Behind her wit lies a will of steel – and behind that, a scared little girl who’s been in the public eye since her teens and doesn’t believe that she deserves good things to happen to her.
She told me she had tried rehab and decided it wasn’t for her, so I asked her why she thought people went to the Priory. “To get crack, obviously!” she beamed. We were backstage at Sharon Osbourne’s TV show, on which Amy would perform, but her whole day was distracted by the need for the vodka. “’Appy times!” she announced when the vodka finally arrived, and poured herself and Blake [Fielder-Civil] a large one. Later, back in her garrulous mode, she told me that she was a violent, terrible drunk, that since meeting Blake she had drunk every day, that she was living a double life by cheating on her boyfriend at the time with Blake.

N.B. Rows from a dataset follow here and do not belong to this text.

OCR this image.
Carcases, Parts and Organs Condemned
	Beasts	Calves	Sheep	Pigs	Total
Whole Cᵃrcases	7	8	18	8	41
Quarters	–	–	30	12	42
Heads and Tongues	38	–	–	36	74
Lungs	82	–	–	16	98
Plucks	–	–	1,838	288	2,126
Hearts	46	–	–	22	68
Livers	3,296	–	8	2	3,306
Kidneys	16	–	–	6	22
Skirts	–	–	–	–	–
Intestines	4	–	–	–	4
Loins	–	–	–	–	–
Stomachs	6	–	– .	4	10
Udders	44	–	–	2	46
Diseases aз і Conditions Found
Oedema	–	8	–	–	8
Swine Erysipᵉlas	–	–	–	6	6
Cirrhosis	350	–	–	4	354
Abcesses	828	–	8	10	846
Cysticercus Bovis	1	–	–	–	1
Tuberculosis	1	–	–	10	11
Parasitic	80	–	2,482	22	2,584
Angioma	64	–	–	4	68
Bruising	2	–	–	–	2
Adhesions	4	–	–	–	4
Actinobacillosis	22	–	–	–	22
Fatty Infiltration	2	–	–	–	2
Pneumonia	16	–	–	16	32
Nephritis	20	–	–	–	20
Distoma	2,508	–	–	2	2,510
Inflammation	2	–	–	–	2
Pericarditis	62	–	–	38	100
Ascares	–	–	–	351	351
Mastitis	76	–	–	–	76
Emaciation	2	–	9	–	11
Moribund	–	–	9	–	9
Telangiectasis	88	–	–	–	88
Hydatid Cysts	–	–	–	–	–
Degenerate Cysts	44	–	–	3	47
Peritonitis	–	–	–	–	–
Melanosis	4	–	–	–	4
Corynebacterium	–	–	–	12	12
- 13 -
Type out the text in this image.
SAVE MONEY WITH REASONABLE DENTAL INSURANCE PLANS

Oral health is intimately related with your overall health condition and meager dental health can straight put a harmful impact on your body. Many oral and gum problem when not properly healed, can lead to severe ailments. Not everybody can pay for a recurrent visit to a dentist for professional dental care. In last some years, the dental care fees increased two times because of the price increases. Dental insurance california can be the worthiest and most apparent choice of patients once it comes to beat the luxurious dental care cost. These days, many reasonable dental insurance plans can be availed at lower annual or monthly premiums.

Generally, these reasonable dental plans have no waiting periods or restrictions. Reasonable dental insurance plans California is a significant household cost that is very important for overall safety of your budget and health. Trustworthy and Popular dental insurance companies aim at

She admitted to eating disorders and an addictive personality, that she was even addicted to the rowing machine at the gym.
— SOPHIE HEAWOOD

From Grammys to grams
September 14, 1983 Born in Southgate, London, her father a London cabbie and her mother a pharmacist. Family had a history of jazz musicians.
1992 Parents divorce.
1993 Forms a rap group, Sweet ’n Sour, with a school friend.
1995 Attends the Sylvia Young Theatre School.
1997 Expelled for piercing her nose. Goes to the BRIT school in Croydon. She starts writing music, experimenting with drugs and working part-time as a showbiz journalist.
2000 Her on/off boyfriend, soul singer Tyler James, plays her tape to his manager and she secures a record deal with Island/Universal.
October 2003 Releases debut album, Frank.
2004 Nominated for two Brit awards. Winehouse is nominated for a Mercury Music prize and wins an Ivor Novello award.
October 2006 Her second album, Back to Black, is released in the UK and goes to No 1 in the UK album chart numerous times, and enters at No 7 on the Billboard 200 in the US, the highest debut entry for an album by a British female solo artist.
October 2006 Winehouse admits previous problems with drink and eating disorders.
May 2007 Winehouse’s single Rehab wins an Ivor Novello. She marries her on/off boyfriend Blake Fielder-Civil six weeks after reuniting, in Miami, Florida.
August 2007 Winehouse drops out of European tour. She and her husband are photographed looking battered and bloody, allegedly after a row spiralled out of control.
October 2007 The couple spend a night in a Norway jail after being arrested for marijuana possession. They are released the next day and fined about £350.
November 2007 Winehouse’s husband, Blake Fielder-Civil, is charged with perverting the course of justice and GBH in relation to an incident in a pub.
December 2007 She’s arrested over an alleged £200,000 bribery plot involving her husband’s case. She’s later cleared.
January 2008 Nominated for six Grammy awards.